The Mommy Shame Game (alternate title: Let's Stop Being A**holes to Each Other)

As many of you have noticed, I try to be funny with this blog. Often I'm bitching, but I try to infuse some humor into my bitching. But sometimes you just have to have a good old-fashioned knock-down, drag-out, throw-the-book at 'em rant. This is one of those.



I am so fucking tired of mommy shaming. I had no idea the degree to which this goes on until the moment I became pregnant, at which point I was immediately bombarded by it via every conceivable channel. Have a sip of coffee during your pregnancy? Shame on you. Have a sip of decaf coffee? There might be a smidgen of caffeine left in it! Shame on you! Go for a run? Lift a weight? Eat too much? Not enough? For shame you selfish heathen! She who wantonly jeopardizes the health of her unborn child for her own happiness/sanity.

A digression... I will concede that smoking two packs of cigarettes, drinking to excess, or doing drugs during your pregnancy is stupid and selfish. Some lines are pretty clear. But back to my rant.

As soon as I had my daughter, a new wave of mommy shaming came to the fore. Breastfeeding? A must! Heaven forbid the little darling should get so much as a whiff of formula. And by the way, while you're breastfeeding, do not so much as dream of sugar, alcohol, caffeine, soy, or dairy products. Provide a pacifier in lieu of your nipple that she has literally sucked the skin off of? (I'm not kidding, this actually fucking happened) Never! You might mess up her latch/teeth/self-worth/OMG she'll still be pacifying in college.

In my daughter's three short months of life, I have read a lot of mommy shaming posts. Some of them are actually mommies shaming themselves when all they were doing was the best they could based on the information available to them and the circumstances in which they found themselves. The particularly mommy in the article above considers her son's birthday the anniversary or her personal failure to prevent her own C-Section (can I get a "WTF?" ya'll?) Heartbreaking, and the result of a parenting culture that sets every single mother up to fail to live up to its impossible standards. 

Then tonight, I came across this article in The Washington Post's "On Parenting" section. The piece, written by a mom who started a night nurse service to help out other moms like herself (a complicated delivery of twins, a toddler at home, a husband with no paternity leave, and no family in the area).
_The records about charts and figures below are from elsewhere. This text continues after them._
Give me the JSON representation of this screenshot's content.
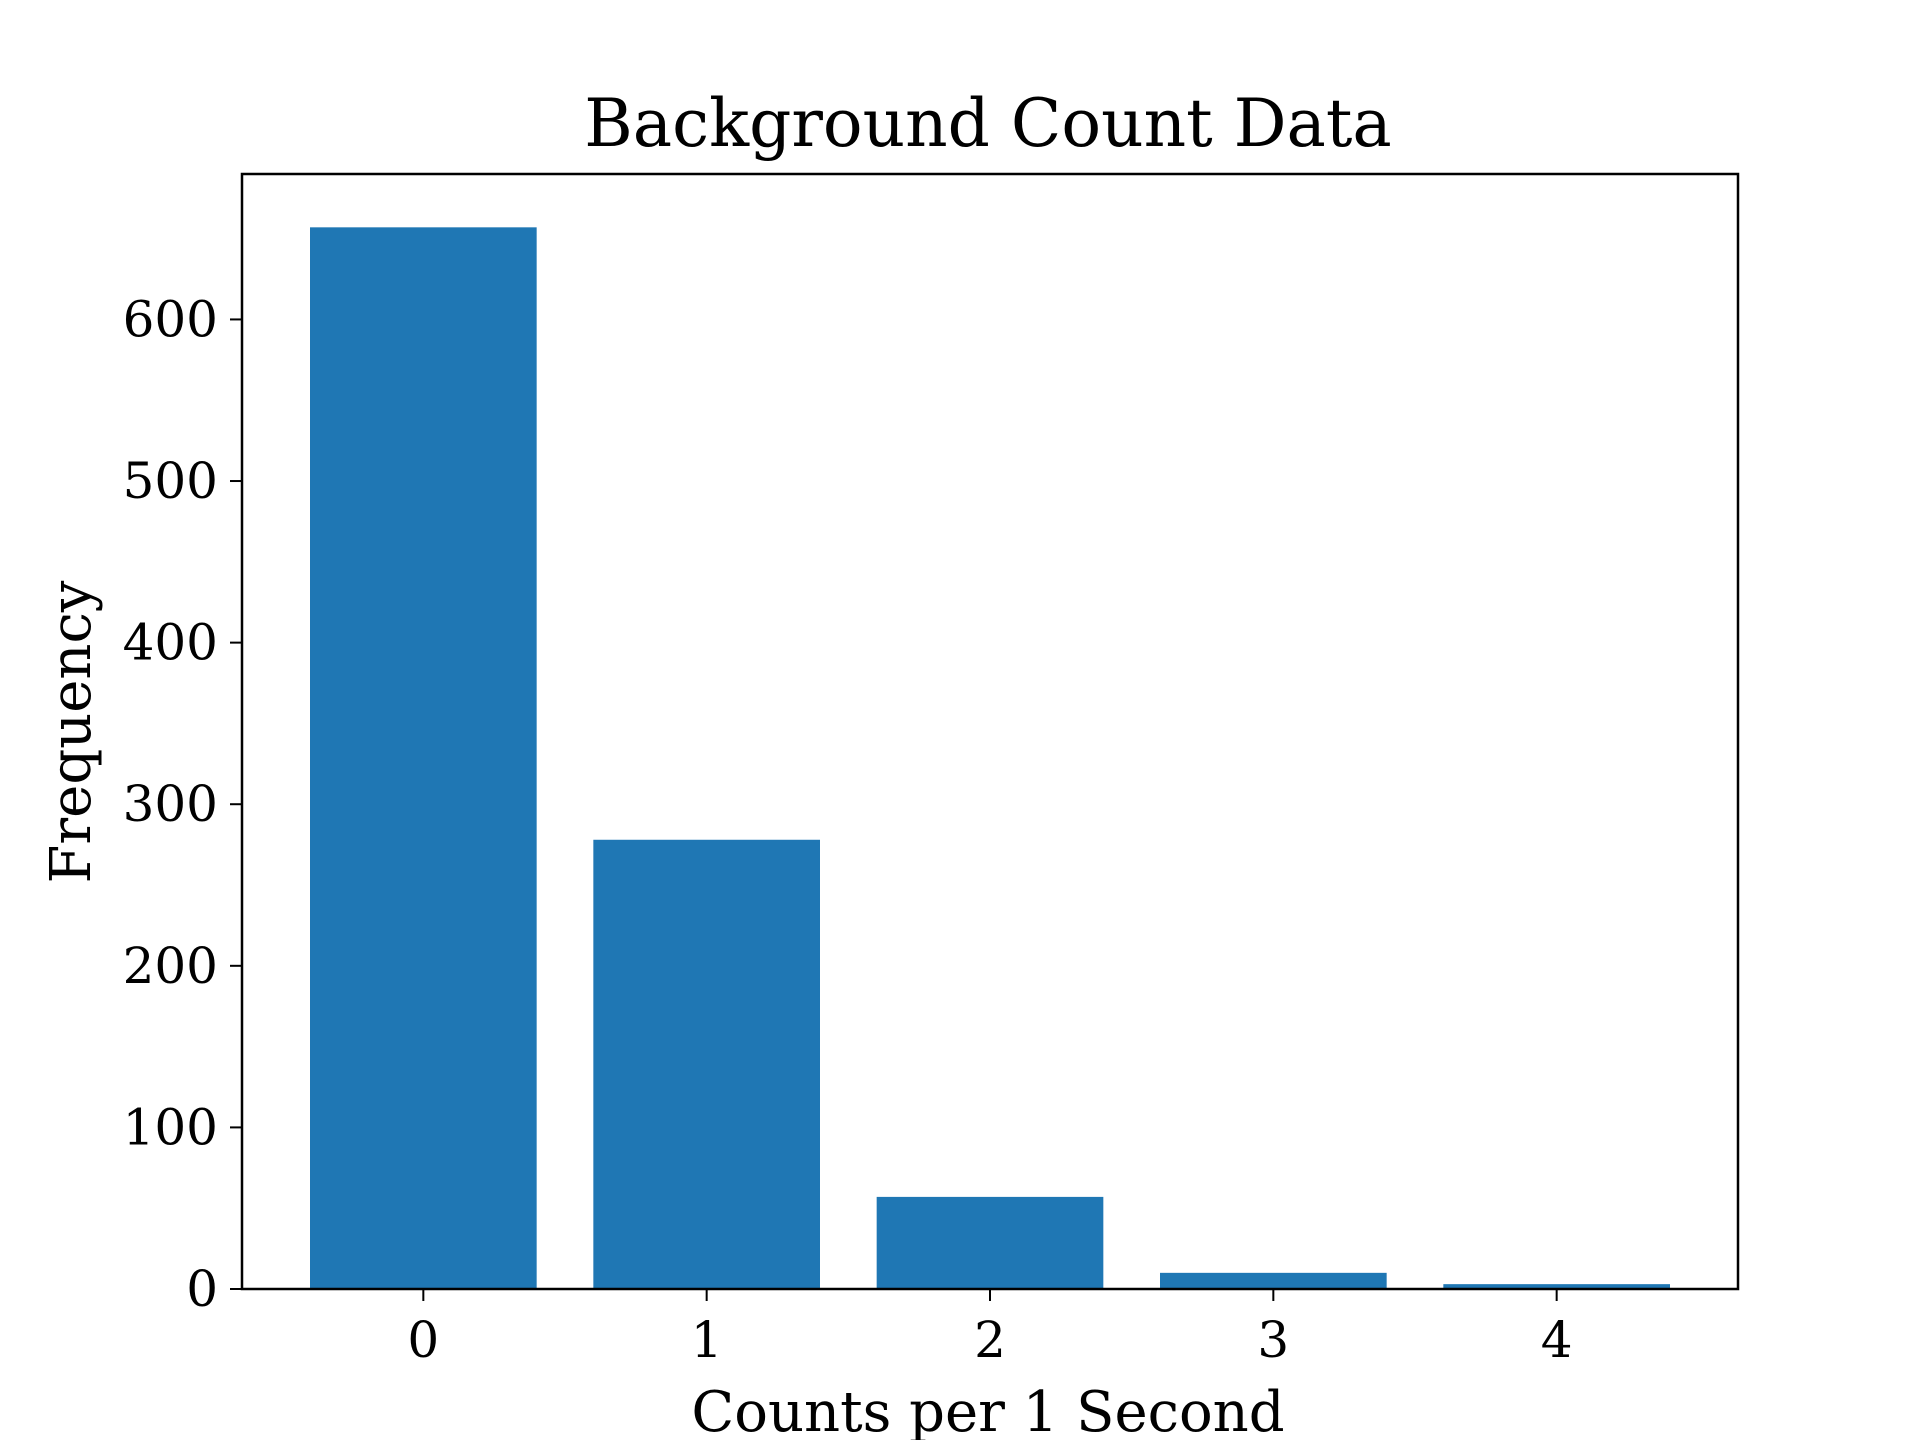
{
  "chart_data": {
    "type": "bar",
    "title": "Background Count Data",
    "xlabel": "Counts per 1 Second",
    "ylabel": "Frequency",
    "categories": [
      "0",
      "1",
      "2",
      "3",
      "4"
    ],
    "values": [
      657,
      278,
      57,
      10,
      3
    ],
    "ylim": [
      0,
      690
    ],
    "yticks": [
      0,
      100,
      200,
      300,
      400,
      500,
      600
    ],
    "grid": false,
    "colors": {
      "bar": "#1f77b4",
      "axes": "#000000",
      "background": "#ffffff"
    }
  }
}
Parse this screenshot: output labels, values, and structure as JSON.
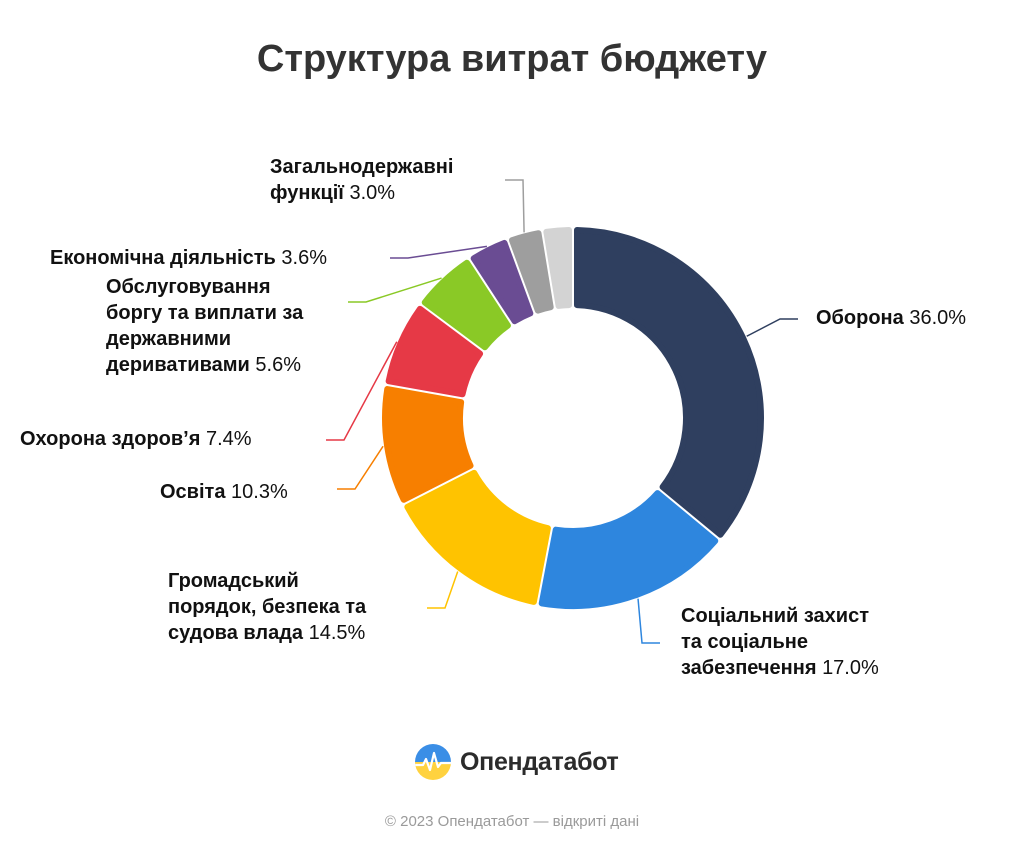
{
  "chart_data": {
    "type": "donut",
    "title": "Структура витрат бюджету",
    "start_angle_deg": 0,
    "direction": "clockwise",
    "slices": [
      {
        "name": "Оборона",
        "value": 36.0,
        "label": "36.0%",
        "color": "#2f3f5f"
      },
      {
        "name": "Соціальний захист та соціальне забезпечення",
        "value": 17.0,
        "label": "17.0%",
        "color": "#2e86de"
      },
      {
        "name": "Громадський порядок, безпека та судова влада",
        "value": 14.5,
        "label": "14.5%",
        "color": "#ffc300"
      },
      {
        "name": "Освіта",
        "value": 10.3,
        "label": "10.3%",
        "color": "#f77f00"
      },
      {
        "name": "Охорона здоров’я",
        "value": 7.4,
        "label": "7.4%",
        "color": "#e63946"
      },
      {
        "name": "Обслуговування боргу та виплати за державними деривативами",
        "value": 5.6,
        "label": "5.6%",
        "color": "#8ac926"
      },
      {
        "name": "Економічна діяльність",
        "value": 3.6,
        "label": "3.6%",
        "color": "#6a4c93"
      },
      {
        "name": "Загальнодержавні функції",
        "value": 3.0,
        "label": "3.0%",
        "color": "#9e9e9e"
      },
      {
        "name": "",
        "value": 2.6,
        "label": "",
        "color": "#d3d3d3"
      }
    ]
  },
  "labels": [
    {
      "lines": [
        "Оборона"
      ],
      "pct": "36.0%"
    },
    {
      "lines": [
        "Соціальний захист",
        "та соціальне",
        "забезпечення"
      ],
      "pct": "17.0%"
    },
    {
      "lines": [
        "Громадський",
        "порядок, безпека та",
        "судова влада"
      ],
      "pct": "14.5%"
    },
    {
      "lines": [
        "Освіта"
      ],
      "pct": "10.3%"
    },
    {
      "lines": [
        "Охорона здоров’я"
      ],
      "pct": "7.4%"
    },
    {
      "lines": [
        "Обслуговування",
        "боргу та виплати за",
        "державними",
        "деривативами"
      ],
      "pct": "5.6%"
    },
    {
      "lines": [
        "Економічна діяльність"
      ],
      "pct": "3.6%"
    },
    {
      "lines": [
        "Загальнодержавні",
        "функції"
      ],
      "pct": "3.0%"
    }
  ],
  "brand": {
    "name": "Опендатабот",
    "icon": "opendatabot-logo-icon"
  },
  "footer": "© 2023 Опендатабот — відкриті дані"
}
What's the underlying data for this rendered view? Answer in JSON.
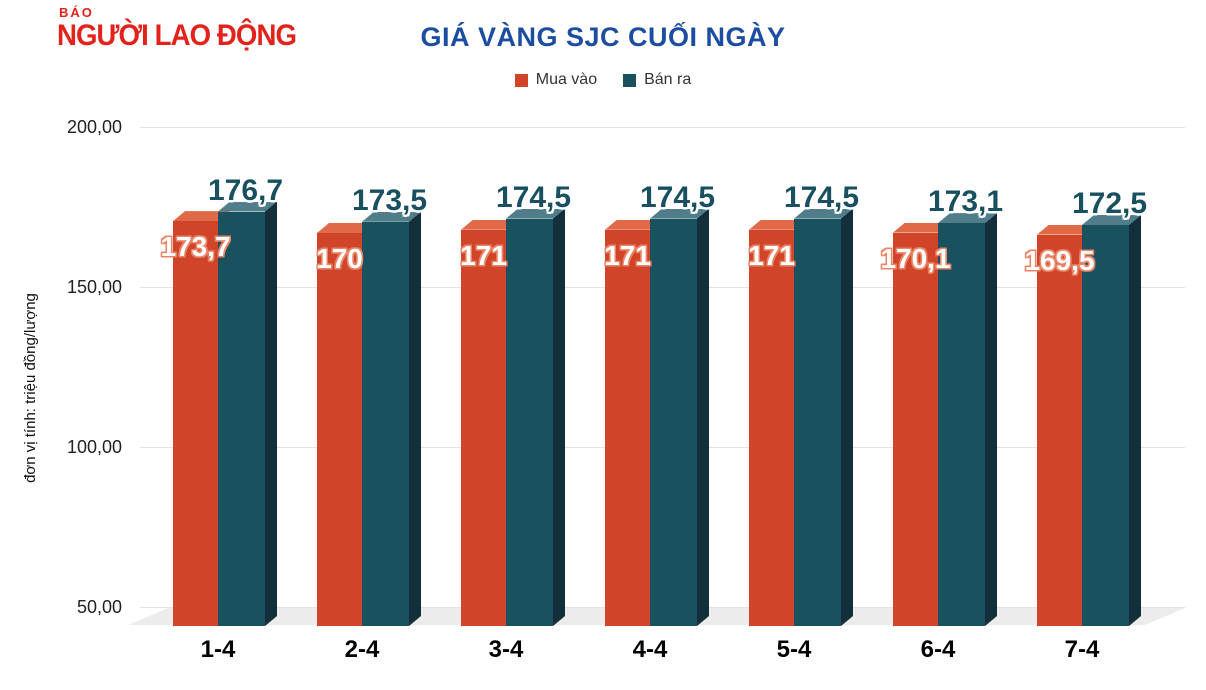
{
  "logo": {
    "small": "BÁO",
    "main": "NGƯỜI LAO ĐỘNG",
    "color": "#e3221c"
  },
  "header": {
    "title": "GIÁ VÀNG SJC CUỐI NGÀY",
    "color": "#1d4da0"
  },
  "legend": {
    "buy_label": "Mua vào",
    "sell_label": "Bán ra"
  },
  "y_axis_title": "đơn vị tính: triệu đồng/lượng",
  "chart_data": {
    "type": "bar",
    "title": "GIÁ VÀNG SJC CUỐI NGÀY",
    "subtitle": "",
    "categories": [
      "1-4",
      "2-4",
      "3-4",
      "4-4",
      "5-4",
      "6-4",
      "7-4"
    ],
    "series": [
      {
        "name": "Mua vào",
        "values": [
          173.7,
          170,
          171,
          171,
          171,
          170.1,
          169.5
        ],
        "labels": [
          "173,7",
          "170",
          "171",
          "171",
          "171",
          "170,1",
          "169,5"
        ],
        "color": "#d0452a",
        "top_color": "#e06a48"
      },
      {
        "name": "Bán ra",
        "values": [
          176.7,
          173.5,
          174.5,
          174.5,
          174.5,
          173.1,
          172.5
        ],
        "labels": [
          "176,7",
          "173,5",
          "174,5",
          "174,5",
          "174,5",
          "173,1",
          "172,5"
        ],
        "color": "#1a515f",
        "top_color": "#4f7d89",
        "side_color": "#13303a"
      }
    ],
    "yticks": [
      {
        "label": "200,00",
        "value": 200
      },
      {
        "label": "150,00",
        "value": 150
      },
      {
        "label": "100,00",
        "value": 100
      },
      {
        "label": "50,00",
        "value": 50
      }
    ],
    "ylabel": "đơn vị tính: triệu đồng/lượng",
    "xlabel": "",
    "ylim": [
      42,
      200
    ],
    "grid": true,
    "legend_position": "top",
    "style": "3d-column"
  }
}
When a local news station ran a piece on her business about moms helping other moms, the amount of hate, vitriol and shaming that ensued for the mommies that had availed themselves of this assistance was staggering.

I'm sorry, but can we take a step back and remember that line we all love to trot out: "it takes a village"? Yeah, chew on that for a second. We constantly say "it takes a village" but the second you reach out for help, out comes the shame posse to remind you that it only takes a village if you fail as a mommy. Does a night nurse seem like a luxury to most Americans? Sure. Is it a luxury out of reach for most Americans? You bet. Does it mean it should be? HELL NO. As the author of that article points out, in most other developed countries, some degree of assistance is not only available, it's expected. It's part of the package. New parents, especially those with high-needs babies, medical complications, or other special circumstances, are provided with support and assistance in the form of someone else helping to physically take care of their baby.

Three months into parenthood, I consider myself incredibly lucky. I had a complication-free delivery. I have a healthy baby. I've been able to exclusively breastfeed with only minor hiccups along the way. My darling daughter sleeps well. My husband, Mark, and I are on the same page about how we parent, we're committed to prioritizing our marriage, and we're happy.

And do you know what? I feel guilty about this. I feel ashamed. I feel like I cannot say this to other moms because I don't want them to think I'm lording it over them, or faking my happiness. I somehow feel as though I'm not a member of the sorority because my hazing was insufficiently brutal. The culture of mommy-shaming in this country has reached the point that people are even ashamed to admit when everything is going right.

Our culture of shaming is turning into a culture of silence. Sure, The Internet has plenty to say, and it says it loudly, but real parents, in their real lives, are swallowing the truths of their parenting experiences because they are afraid of the judgement and shame that now seems inevitable and universal. It has to stop.